Trenches received a spinoff, Stenches - an expansion of the game's zombie-slaying horde mode - and a 2011 sequel Trenches II (published by Electronic Arts), which greatly expanded the game's formula with new mechanics and classes. Unfortunately, the sequel's poor reception (citing buggy matchmaking and bad AI) - as well as its traditional payment model in the midst of the mobile gaming industry's shift to free-to-play - resulted in Trenches II being a commercial failure and Thunder Game Works vanishing.


This work features examples of:

  • Artificial Stupidity: The AI only sends out one unit at a time and only bombs enemies they're fighting, which makes it easy to have a token force hold them off while you build up an army safely behind the lines.
  • Bayonet Ya: Riflemen all have bayonets on their guns. They actually have animations for them, but since melee combat never happens outside of the zombies mode (at which point it's probably game over anyways) you'll very rarely see them used.
  • Black Comedy: The games are cartoony takes on World War I, so this is bound to happen. Soldiers gibbed by artillery have their heads fly absurdly far (with their goofy expressions still plastered to their face), for example.
  • The Computer Is a Cheating Bastard: The AI in the sequel either raises funds at an extremely accelerated rate or spawns units based on some algorithm completely divorced from how the player does. This can lead to things like spawning a flood of high-value units while at the same time literally chasing the player's units back to spawn with back-to-back artillery barrages.
  • Concussion Frags: Mortars initially didn't have splash damage at all, which combined with how long their firing animation is, meant that whoever they were aiming at probably moved or died before they got hit. That plus them being the most expensive unit in the game meant that they were totally useless. A later update fixed this and made them properly dangerous.
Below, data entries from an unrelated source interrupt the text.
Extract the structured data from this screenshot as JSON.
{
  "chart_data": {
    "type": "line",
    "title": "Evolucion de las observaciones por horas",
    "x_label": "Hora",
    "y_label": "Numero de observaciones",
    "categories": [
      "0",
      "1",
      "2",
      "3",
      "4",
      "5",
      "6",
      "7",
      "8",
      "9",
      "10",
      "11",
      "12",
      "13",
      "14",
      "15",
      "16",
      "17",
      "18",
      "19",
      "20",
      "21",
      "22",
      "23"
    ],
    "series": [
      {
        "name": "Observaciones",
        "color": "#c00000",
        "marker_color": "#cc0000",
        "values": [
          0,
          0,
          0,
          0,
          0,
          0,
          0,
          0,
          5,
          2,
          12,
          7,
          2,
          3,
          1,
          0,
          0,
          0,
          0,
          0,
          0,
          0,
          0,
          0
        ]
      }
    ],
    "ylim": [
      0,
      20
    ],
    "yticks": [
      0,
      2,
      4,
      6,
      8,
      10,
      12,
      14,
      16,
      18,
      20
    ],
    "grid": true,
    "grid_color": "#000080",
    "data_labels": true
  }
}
  • Deadly Gas: This is a World War I game, of course. It's less immediately lethal than explosive artillery but lasts longer, so you can use it to cut off reinforcements for a bit.
  • Death from Above: You can periodically rain poison gas (which deals damage over time) or explosive artillery (which usually kills everything it hits) on your enemies. Incoming artillery strikes are signaled with a smoke bomb, giving the targets about two seconds to book it.
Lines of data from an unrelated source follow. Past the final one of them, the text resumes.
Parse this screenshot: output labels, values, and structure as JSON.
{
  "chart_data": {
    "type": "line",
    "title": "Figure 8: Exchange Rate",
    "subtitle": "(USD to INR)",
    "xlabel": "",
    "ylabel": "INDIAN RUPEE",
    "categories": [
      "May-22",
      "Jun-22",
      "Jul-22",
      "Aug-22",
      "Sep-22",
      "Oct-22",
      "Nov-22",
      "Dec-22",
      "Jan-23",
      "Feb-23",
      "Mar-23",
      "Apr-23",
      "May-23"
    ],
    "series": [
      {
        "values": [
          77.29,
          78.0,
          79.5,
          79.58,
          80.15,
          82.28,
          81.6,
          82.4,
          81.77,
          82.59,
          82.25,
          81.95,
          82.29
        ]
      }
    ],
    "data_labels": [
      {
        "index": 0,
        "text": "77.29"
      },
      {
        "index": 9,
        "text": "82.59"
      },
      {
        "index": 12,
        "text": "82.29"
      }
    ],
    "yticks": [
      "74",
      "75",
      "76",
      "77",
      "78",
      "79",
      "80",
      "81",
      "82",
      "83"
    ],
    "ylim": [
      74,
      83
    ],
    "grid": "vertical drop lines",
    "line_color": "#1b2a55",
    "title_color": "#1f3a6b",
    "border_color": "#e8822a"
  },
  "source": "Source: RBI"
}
  • The Engineer: An update added an engineer class, who can upgrade trenches (allowing them to be used as forward spawns if upgraded enough) and build (or destroy) barbed wire to slow down enemies.
  • Hold the Line: There are some of these in the campaign.
  • Last Stand: The zombies mode is unwinnable - at least in theory, updates that buffed mortars and the standard rifle trooper, and allowed players to construct barbed wire (which slows down units) made it possible to fight the zombies to a standstill. Stenches is an entire game of this.
  • Mood Whiplash: Some reviewers complained that the choking on gas sound is too realistic.
  • Mutual Disadvantage: The bulk of matches are spent in stalemate with both sides locked in their trenches and pushing each other back and forth. Fitting, given the setting.
  • One-Word Title: Trenches, naturally.
  • Short-Range Shotgun: Engineers will probably be gunned down before they can use their shotguns, especially since it usually requires them to climb out into No Man's Land.
  • Suicidal Overconfidence: Officers spawn randomly and carry short-range handguns, so if you aren't paying attention and can't wrangle them in time they'll attempt to launch a one-man offensive and get gunned down in short order.
  • War Has Never Been So Much Fun: Downplayed. The game has a cartoony art style completely with big, goofy grins on the British and humorous dialogue, but the bleak setting and stalemate-prone trench warfare lend it some seriousness.
  • Weird Crossover: It had a crossover with Pocket God that replaced the horde mode's zombies with possessed Pygmies.
  • Zerg Rush: Most battles are decided by whoever puts together the biggest army and swarms them across the map. The trick is figuring out how to stall the enemy buildup long enough to gain the numerical advantage yourself.